Certes, le centre pénitentiaire de Domenjod a remplacé la Juliette-Dodu mais, depuis le constat établi en 2000, trop peu de choses ont changé. L'insalubrité, la crasse, l'absence d'hygiène, la surpopulation, des conditions de vie indignes correspondent toujours à l'état général des prisons françaises.
Au 1er janvier 2021, on comptait 62 673 personnes détenues dans les prisons françaises. Alors qu'au début de la crise sanitaire, une diminution inédite des incarcérations a suscité l'espoir que la France pouvait en finir avec la surpopulation qui gangrène ses prisons, celui-ci n'a été que de courte durée, la justice renouant très vite avec ses réflexes carcéraux. Les établissements pénitentiaires abritent aujourd'hui près de 4 000 prisonniers de plus qu'il y a six mois. Les condamnations internationales et nationales se sont ainsi implacablement succédé depuis plus de vingt ans. La France fait partie des États européens dont les prisons sont les plus surpeuplées et dont la population carcérale continue d'augmenter.
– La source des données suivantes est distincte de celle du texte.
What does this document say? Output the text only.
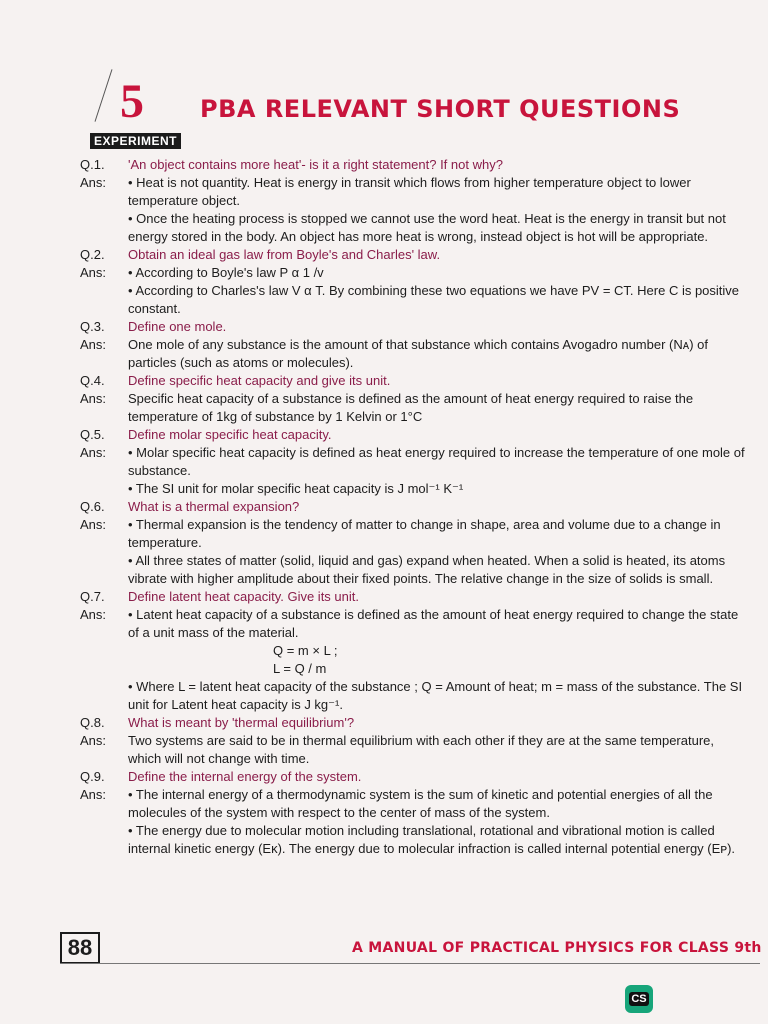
5 PBA RELEVANT SHORT QUESTIONS
EXPERIMENT
Q.1.	'An object contains more heat'- is it a right statement? If not why?
Ans:	• Heat is not quantity. Heat is energy in transit which flows from higher temperature object to lower temperature object.

• Once the heating process is stopped we cannot use the word heat. Heat is the energy in transit but not energy stored in the body. An object has more heat is wrong, instead object is hot will be appropriate.

Q.2.	Obtain an ideal gas law from Boyle's and Charles' law.
Ans:	• According to Boyle's law P α 1 /v

• According to Charles's law V α T. By combining these two equations we have PV = CT. Here C is positive constant.

Q.3.	Define one mole.
Ans:	One mole of any substance is the amount of that substance which contains Avogadro number (Nᴀ) of particles (such as atoms or molecules).

Q.4.	Define specific heat capacity and give its unit.
Ans:	Specific heat capacity of a substance is defined as the amount of heat energy required to raise the temperature of 1kg of substance by 1 Kelvin or 1°C

Q.5.	Define molar specific heat capacity.
Ans:	• Molar specific heat capacity is defined as heat energy required to increase the temperature of one mole of substance.

• The SI unit for molar specific heat capacity is J mol⁻¹ K⁻¹

Q.6.	What is a thermal expansion?
Ans:	• Thermal expansion is the tendency of matter to change in shape, area and volume due to a change in temperature.

• All three states of matter (solid, liquid and gas) expand when heated. When a solid is heated, its atoms vibrate with higher amplitude about their fixed points. The relative change in the size of solids is small.

Q.7.	Define latent heat capacity. Give its unit.
Ans:	• Latent heat capacity of a substance is defined as the amount of heat energy required to change the state of a unit mass of the material.

Q = m × L ;
L = Q / m

• Where L = latent heat capacity of the substance ; Q = Amount of heat; m = mass of the substance. The SI unit for Latent heat capacity is J kg⁻¹.

Q.8.	What is meant by 'thermal equilibrium'?
Ans:	Two systems are said to be in thermal equilibrium with each other if they are at the same temperature, which will not change with time.

Q.9.	Define the internal energy of the system.
Ans:	• The internal energy of a thermodynamic system is the sum of kinetic and potential energies of all the molecules of the system with respect to the center of mass of the system.

• The energy due to molecular motion including translational, rotational and vibrational motion is called internal kinetic energy (Eᴋ). The energy due to molecular infraction is called internal potential energy (Eᴘ).

88	A MANUAL OF PRACTICAL PHYSICS FOR CLASS 9th
CS
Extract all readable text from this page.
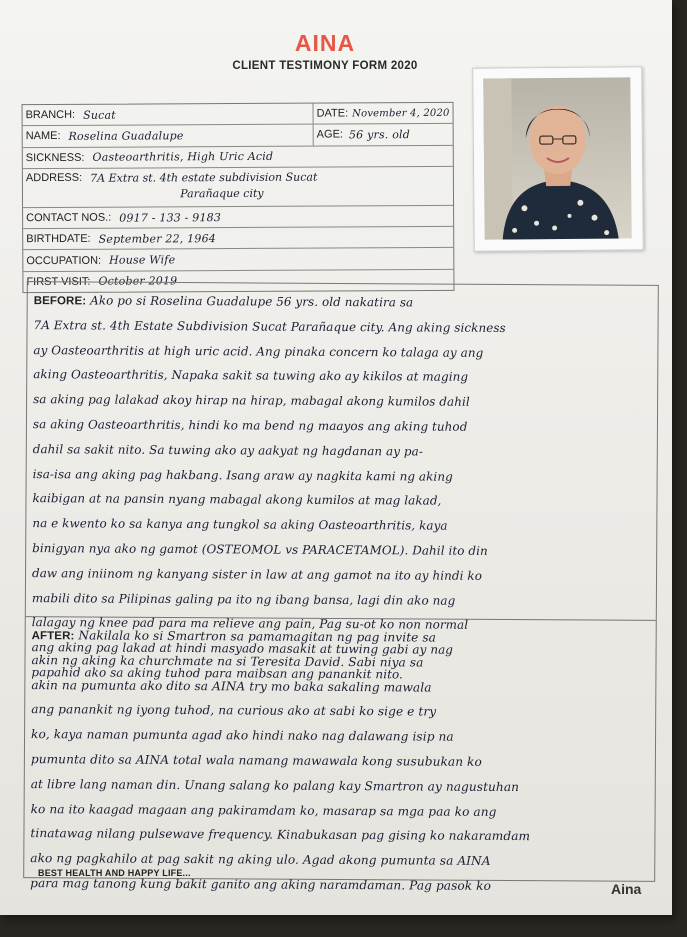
AINA
CLIENT TESTIMONY FORM 2020
BRANCH: Sucat	DATE: November 4, 2020
NAME: Roselina Guadalupe	AGE: 56 yrs. old
SICKNESS: Oasteoarthritis, High Uric Acid
ADDRESS: 7A Extra st. 4th estate subdivision Sucat
Parañaque city
CONTACT NOS.: 0917 - 133 - 9183
BIRTHDATE: September 22, 1964
OCCUPATION: House Wife
FIRST VISIT: October 2019
BEFORE: Ako po si Roselina Guadalupe 56 yrs. old nakatira sa
7A Extra st. 4th Estate Subdivision Sucat Parañaque city. Ang aking sickness
ay Oasteoarthritis at high uric acid. Ang pinaka concern ko talaga ay ang
aking Oasteoarthritis, Napaka sakit sa tuwing ako ay kikilos at maging
sa aking pag lalakad akoy hirap na hirap, mabagal akong kumilos dahil
sa aking Oasteoarthritis, hindi ko ma bend ng maayos ang aking tuhod
dahil sa sakit nito. Sa tuwing ako ay aakyat ng hagdanan ay pa-
isa-isa ang aking pag hakbang. Isang araw ay nagkita kami ng aking
kaibigan at na pansin nyang mabagal akong kumilos at mag lakad,
na e kwento ko sa kanya ang tungkol sa aking Oasteoarthritis, kaya
binigyan nya ako ng gamot (OSTEOMOL vs PARACETAMOL). Dahil ito din
daw ang iniinom ng kanyang sister in law at ang gamot na ito ay hindi ko
mabili dito sa Pilipinas galing pa ito ng ibang bansa, lagi din ako nag
lalagay ng knee pad para ma relieve ang pain, Pag su-ot ko non normal
ang aking pag lakad at hindi masyado masakit at tuwing gabi ay nag
papahid ako sa aking tuhod para maibsan ang panankit nito.
AFTER: Nakilala ko si Smartron sa pamamagitan ng pag invite sa
akin ng aking ka churchmate na si Teresita David. Sabi niya sa
akin na pumunta ako dito sa AINA try mo baka sakaling mawala
ang panankit ng iyong tuhod, na curious ako at sabi ko sige e try
ko, kaya naman pumunta agad ako hindi nako nag dalawang isip na
pumunta dito sa AINA total wala namang mawawala kong susubukan ko
at libre lang naman din. Unang salang ko palang kay Smartron ay nagustuhan
ko na ito kaagad magaan ang pakiramdam ko, masarap sa mga paa ko ang
tinatawag nilang pulsewave frequency. Kinabukasan pag gising ko nakaramdam
ako ng pagkahilo at pag sakit ng aking ulo. Agad akong pumunta sa AINA
para mag tanong kung bakit ganito ang aking naramdaman. Pag pasok ko
BEST HEALTH AND HAPPY LIFE...
Aina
Les condamnations récurrentes de la France pour « conditions de détentions inhumaines et dégradantes » mettent en lumière une ambition carcérale réduite à la garde de détenus au détriment d'une véritable réflexion sur le sens de la peine. La récente décision, historique, rendue le 30 janvier 2020 par la Cour européenne des droits de l'homme, appelle à des transformations profondes. La Cour a en effet jugé que le surpeuplement des prisons françaises relève de problèmes structurels et a demandé l'adoption de mesures générales visant à garantir aux détenus des conditions de détention conformes à la dignité humaine, notamment par « la résorption définitive de la surpopulation carcérale ». Elle a également invité la France à établir un recours préventif et effectif permettant aux personnes détenues de faire cesser « pleinement et immédiatement » ces atteintes graves à leurs droits fondamentaux.
Après cette condamnation, le Conseil constitutionnel avait accordé jusqu'au 1er mars pour que la loi soit modifiée. Nous déplorons que cette échéance n'ait pas été respectée. L'inertie du Gouvernement n'est pas acceptable alors que les droits fondamentaux sont en cause.
Sur le dispositif lui-même, nous ne pouvons qu'accueillir favorablement la création de cette nouvelle voie de recours, qui permet à toute personne détenue se plaignant de conditions de détention indignes de saisir le juge judiciaire pour qu'il y soit mis fin, y compris en ordonnant sa mise en liberté. Ainsi, nous soutenons ce texte.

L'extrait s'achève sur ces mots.